The settlement process for the various lawsuits brought by states, local governments and tribes over retailers’ alleged mishandling of opioid prescriptions is moving forward. Walmart has reached settlement agreements with all 50 states, exceeding the 43 states required to join the $3.1 billion settlement framework by Dec. 15. The agreements include four states that previously settled with Walmart in addition to the District of Columbia, Puerto Rico and three other U.S. territories. The full settlement will take effect if a sufficient number of cities and counties also join.
While Walmart acknowledges the settlements are in the best interest of all parties and can provide aid to communities, the company disputes the allegations and does not admit liability. The retailer noted that it will continue to defend itself against lawsuits that are not resolved through these settlement agreements.

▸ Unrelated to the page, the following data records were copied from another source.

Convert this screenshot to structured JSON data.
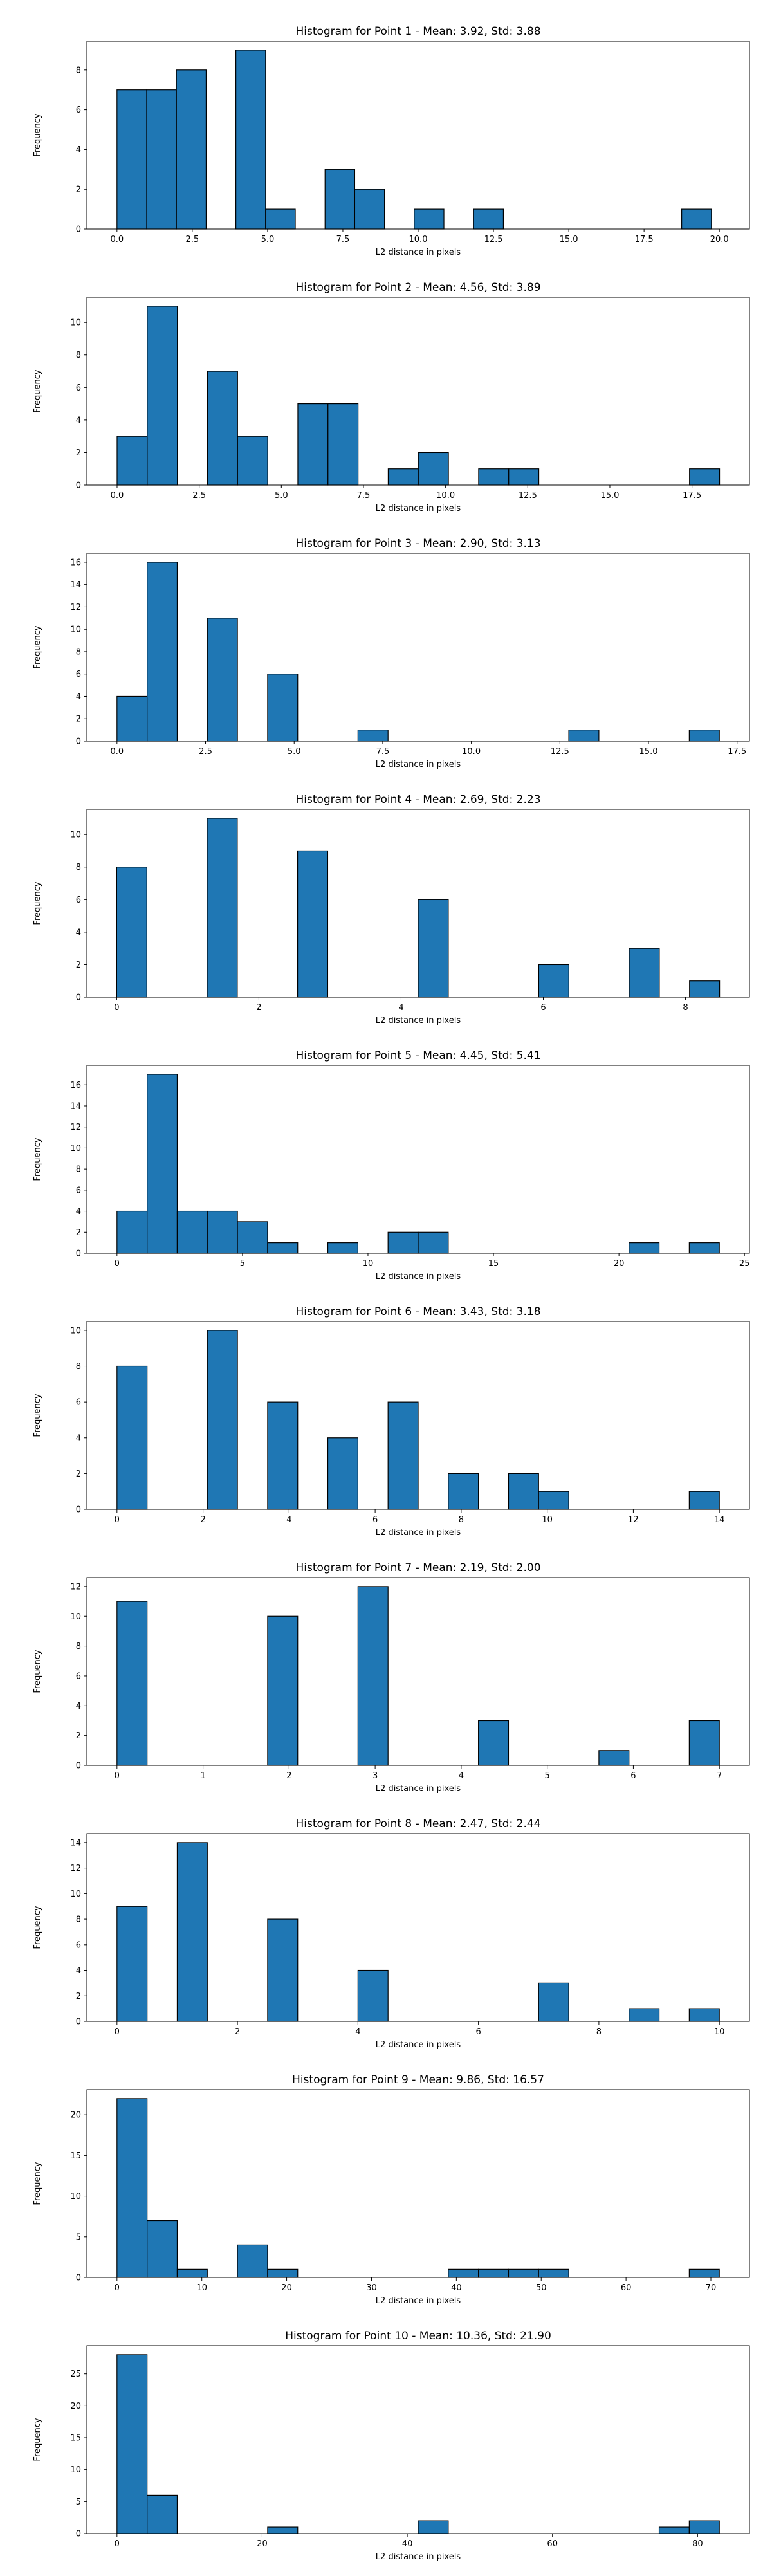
{
  "chart_data": [
    {
      "type": "bar",
      "title": "Histogram for Point 1 - Mean: 3.92, Std: 3.88",
      "xlabel": "L2 distance in pixels",
      "ylabel": "Frequency",
      "xlim": [
        -1,
        21
      ],
      "ylim": [
        0,
        9.45
      ],
      "xticks": [
        0.0,
        2.5,
        5.0,
        7.5,
        10.0,
        12.5,
        15.0,
        17.5,
        20.0
      ],
      "xtick_labels": [
        "0.0",
        "2.5",
        "5.0",
        "7.5",
        "10.0",
        "12.5",
        "15.0",
        "17.5",
        "20.0"
      ],
      "yticks": [
        0,
        2,
        4,
        6,
        8
      ],
      "ytick_labels": [
        "0",
        "2",
        "4",
        "6",
        "8"
      ],
      "bin_start": 0.0,
      "bin_width": 0.9868,
      "counts": [
        7,
        7,
        8,
        0,
        9,
        1,
        0,
        3,
        2,
        0,
        1,
        0,
        1,
        0,
        0,
        0,
        0,
        0,
        0,
        1
      ]
    },
    {
      "type": "bar",
      "title": "Histogram for Point 2 - Mean: 4.56, Std: 3.89",
      "xlabel": "L2 distance in pixels",
      "ylabel": "Frequency",
      "xlim": [
        -0.92,
        19.25
      ],
      "ylim": [
        0,
        11.55
      ],
      "xticks": [
        0.0,
        2.5,
        5.0,
        7.5,
        10.0,
        12.5,
        15.0,
        17.5
      ],
      "xtick_labels": [
        "0.0",
        "2.5",
        "5.0",
        "7.5",
        "10.0",
        "12.5",
        "15.0",
        "17.5"
      ],
      "yticks": [
        0,
        2,
        4,
        6,
        8,
        10
      ],
      "ytick_labels": [
        "0",
        "2",
        "4",
        "6",
        "8",
        "10"
      ],
      "bin_start": 0.0,
      "bin_width": 0.917,
      "counts": [
        3,
        11,
        0,
        7,
        3,
        0,
        5,
        5,
        0,
        1,
        2,
        0,
        1,
        1,
        0,
        0,
        0,
        0,
        0,
        1
      ]
    },
    {
      "type": "bar",
      "title": "Histogram for Point 3 - Mean: 2.90, Std: 3.13",
      "xlabel": "L2 distance in pixels",
      "ylabel": "Frequency",
      "xlim": [
        -0.85,
        17.85
      ],
      "ylim": [
        0,
        16.8
      ],
      "xticks": [
        0.0,
        2.5,
        5.0,
        7.5,
        10.0,
        12.5,
        15.0,
        17.5
      ],
      "xtick_labels": [
        "0.0",
        "2.5",
        "5.0",
        "7.5",
        "10.0",
        "12.5",
        "15.0",
        "17.5"
      ],
      "yticks": [
        0,
        2,
        4,
        6,
        8,
        10,
        12,
        14,
        16
      ],
      "ytick_labels": [
        "0",
        "2",
        "4",
        "6",
        "8",
        "10",
        "12",
        "14",
        "16"
      ],
      "bin_start": 0.0,
      "bin_width": 0.85,
      "counts": [
        4,
        16,
        0,
        11,
        0,
        6,
        0,
        0,
        1,
        0,
        0,
        0,
        0,
        0,
        0,
        1,
        0,
        0,
        0,
        1
      ]
    },
    {
      "type": "bar",
      "title": "Histogram for Point 4 - Mean: 2.69, Std: 2.23",
      "xlabel": "L2 distance in pixels",
      "ylabel": "Frequency",
      "xlim": [
        -0.42,
        8.9
      ],
      "ylim": [
        0,
        11.55
      ],
      "xticks": [
        0,
        2,
        4,
        6,
        8
      ],
      "xtick_labels": [
        "0",
        "2",
        "4",
        "6",
        "8"
      ],
      "yticks": [
        0,
        2,
        4,
        6,
        8,
        10
      ],
      "ytick_labels": [
        "0",
        "2",
        "4",
        "6",
        "8",
        "10"
      ],
      "bin_start": 0.0,
      "bin_width": 0.424,
      "counts": [
        8,
        0,
        0,
        11,
        0,
        0,
        9,
        0,
        0,
        0,
        6,
        0,
        0,
        0,
        2,
        0,
        0,
        3,
        0,
        1
      ]
    },
    {
      "type": "bar",
      "title": "Histogram for Point 5 - Mean: 4.45, Std: 5.41",
      "xlabel": "L2 distance in pixels",
      "ylabel": "Frequency",
      "xlim": [
        -1.2,
        25.2
      ],
      "ylim": [
        0,
        17.85
      ],
      "xticks": [
        0,
        5,
        10,
        15,
        20,
        25
      ],
      "xtick_labels": [
        "0",
        "5",
        "10",
        "15",
        "20",
        "25"
      ],
      "yticks": [
        0,
        2,
        4,
        6,
        8,
        10,
        12,
        14,
        16
      ],
      "ytick_labels": [
        "0",
        "2",
        "4",
        "6",
        "8",
        "10",
        "12",
        "14",
        "16"
      ],
      "bin_start": 0.0,
      "bin_width": 1.2,
      "counts": [
        4,
        17,
        4,
        4,
        3,
        1,
        0,
        1,
        0,
        2,
        2,
        0,
        0,
        0,
        0,
        0,
        0,
        1,
        0,
        1
      ]
    },
    {
      "type": "bar",
      "title": "Histogram for Point 6 - Mean: 3.43, Std: 3.18",
      "xlabel": "L2 distance in pixels",
      "ylabel": "Frequency",
      "xlim": [
        -0.7,
        14.7
      ],
      "ylim": [
        0,
        10.5
      ],
      "xticks": [
        0,
        2,
        4,
        6,
        8,
        10,
        12,
        14
      ],
      "xtick_labels": [
        "0",
        "2",
        "4",
        "6",
        "8",
        "10",
        "12",
        "14"
      ],
      "yticks": [
        0,
        2,
        4,
        6,
        8,
        10
      ],
      "ytick_labels": [
        "0",
        "2",
        "4",
        "6",
        "8",
        "10"
      ],
      "bin_start": 0.0,
      "bin_width": 0.7,
      "counts": [
        8,
        0,
        0,
        10,
        0,
        6,
        0,
        4,
        0,
        6,
        0,
        2,
        0,
        2,
        1,
        0,
        0,
        0,
        0,
        1
      ]
    },
    {
      "type": "bar",
      "title": "Histogram for Point 7 - Mean: 2.19, Std: 2.00",
      "xlabel": "L2 distance in pixels",
      "ylabel": "Frequency",
      "xlim": [
        -0.35,
        7.35
      ],
      "ylim": [
        0,
        12.6
      ],
      "xticks": [
        0,
        1,
        2,
        3,
        4,
        5,
        6,
        7
      ],
      "xtick_labels": [
        "0",
        "1",
        "2",
        "3",
        "4",
        "5",
        "6",
        "7"
      ],
      "yticks": [
        0,
        2,
        4,
        6,
        8,
        10,
        12
      ],
      "ytick_labels": [
        "0",
        "2",
        "4",
        "6",
        "8",
        "10",
        "12"
      ],
      "bin_start": 0.0,
      "bin_width": 0.35,
      "counts": [
        11,
        0,
        0,
        0,
        0,
        10,
        0,
        0,
        12,
        0,
        0,
        0,
        3,
        0,
        0,
        0,
        1,
        0,
        0,
        3
      ]
    },
    {
      "type": "bar",
      "title": "Histogram for Point 8 - Mean: 2.47, Std: 2.44",
      "xlabel": "L2 distance in pixels",
      "ylabel": "Frequency",
      "xlim": [
        -0.5,
        10.5
      ],
      "ylim": [
        0,
        14.7
      ],
      "xticks": [
        0,
        2,
        4,
        6,
        8,
        10
      ],
      "xtick_labels": [
        "0",
        "2",
        "4",
        "6",
        "8",
        "10"
      ],
      "yticks": [
        0,
        2,
        4,
        6,
        8,
        10,
        12,
        14
      ],
      "ytick_labels": [
        "0",
        "2",
        "4",
        "6",
        "8",
        "10",
        "12",
        "14"
      ],
      "bin_start": 0.0,
      "bin_width": 0.5,
      "counts": [
        9,
        0,
        14,
        0,
        0,
        8,
        0,
        0,
        4,
        0,
        0,
        0,
        0,
        0,
        3,
        0,
        0,
        1,
        0,
        1
      ]
    },
    {
      "type": "bar",
      "title": "Histogram for Point 9 - Mean: 9.86, Std: 16.57",
      "xlabel": "L2 distance in pixels",
      "ylabel": "Frequency",
      "xlim": [
        -3.55,
        74.55
      ],
      "ylim": [
        0,
        23.1
      ],
      "xticks": [
        0,
        10,
        20,
        30,
        40,
        50,
        60,
        70
      ],
      "xtick_labels": [
        "0",
        "10",
        "20",
        "30",
        "40",
        "50",
        "60",
        "70"
      ],
      "yticks": [
        0,
        5,
        10,
        15,
        20
      ],
      "ytick_labels": [
        "0",
        "5",
        "10",
        "15",
        "20"
      ],
      "bin_start": 0.0,
      "bin_width": 3.55,
      "counts": [
        22,
        7,
        1,
        0,
        4,
        1,
        0,
        0,
        0,
        0,
        0,
        1,
        1,
        1,
        1,
        0,
        0,
        0,
        0,
        1
      ]
    },
    {
      "type": "bar",
      "title": "Histogram for Point 10 - Mean: 10.36, Std: 21.90",
      "xlabel": "L2 distance in pixels",
      "ylabel": "Frequency",
      "xlim": [
        -4.15,
        87.15
      ],
      "ylim": [
        0,
        29.4
      ],
      "xticks": [
        0,
        20,
        40,
        60,
        80
      ],
      "xtick_labels": [
        "0",
        "20",
        "40",
        "60",
        "80"
      ],
      "yticks": [
        0,
        5,
        10,
        15,
        20,
        25
      ],
      "ytick_labels": [
        "0",
        "5",
        "10",
        "15",
        "20",
        "25"
      ],
      "bin_start": 0.0,
      "bin_width": 4.15,
      "counts": [
        28,
        6,
        0,
        0,
        0,
        1,
        0,
        0,
        0,
        0,
        2,
        0,
        0,
        0,
        0,
        0,
        0,
        0,
        1,
        2
      ]
    }
  ],
  "colors": {
    "bar_fill": "#1f77b4",
    "bar_edge": "#000000",
    "axis": "#000000"
  }
}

“Walmart is helping fight the opioid crisis and is proud of its pharmacists, who help patients understand the risks about opioid prescriptions,” said the company in a statement. “The company has adopted many approaches to fighting the opioid crisis as part of its industry-leading Opioid Stewardship program.”
In November 2021, an Ohio federal jury ruled that Walmart, CVS Health and Walgreens contributed to opioid overdoses and deaths in the state’s Lake and Trumbull counties, according to The New York Times.
Walmart agreed in November 2022 to its settlement framework shortly after Walgreens and CVS agreed to a $10 billion settlement in the nationwide opioid lawsuits brought by states, local governments and tribes that claimed the retailers mishandled painkiller prescriptions. CVS agreed to pay approximately $4.9 billion to states and political subdivisions and approximately $130 million to tribes over 10 years beginning in 2023. Walgreens will pay up to approximately $4.95 billion over the next 15 years to settle claims by states, subdivisions and tribes. CVS and Walgreens also emphasized that the settlements are not admissions of liability and noted they also have taken steps to combat the opioid crisis.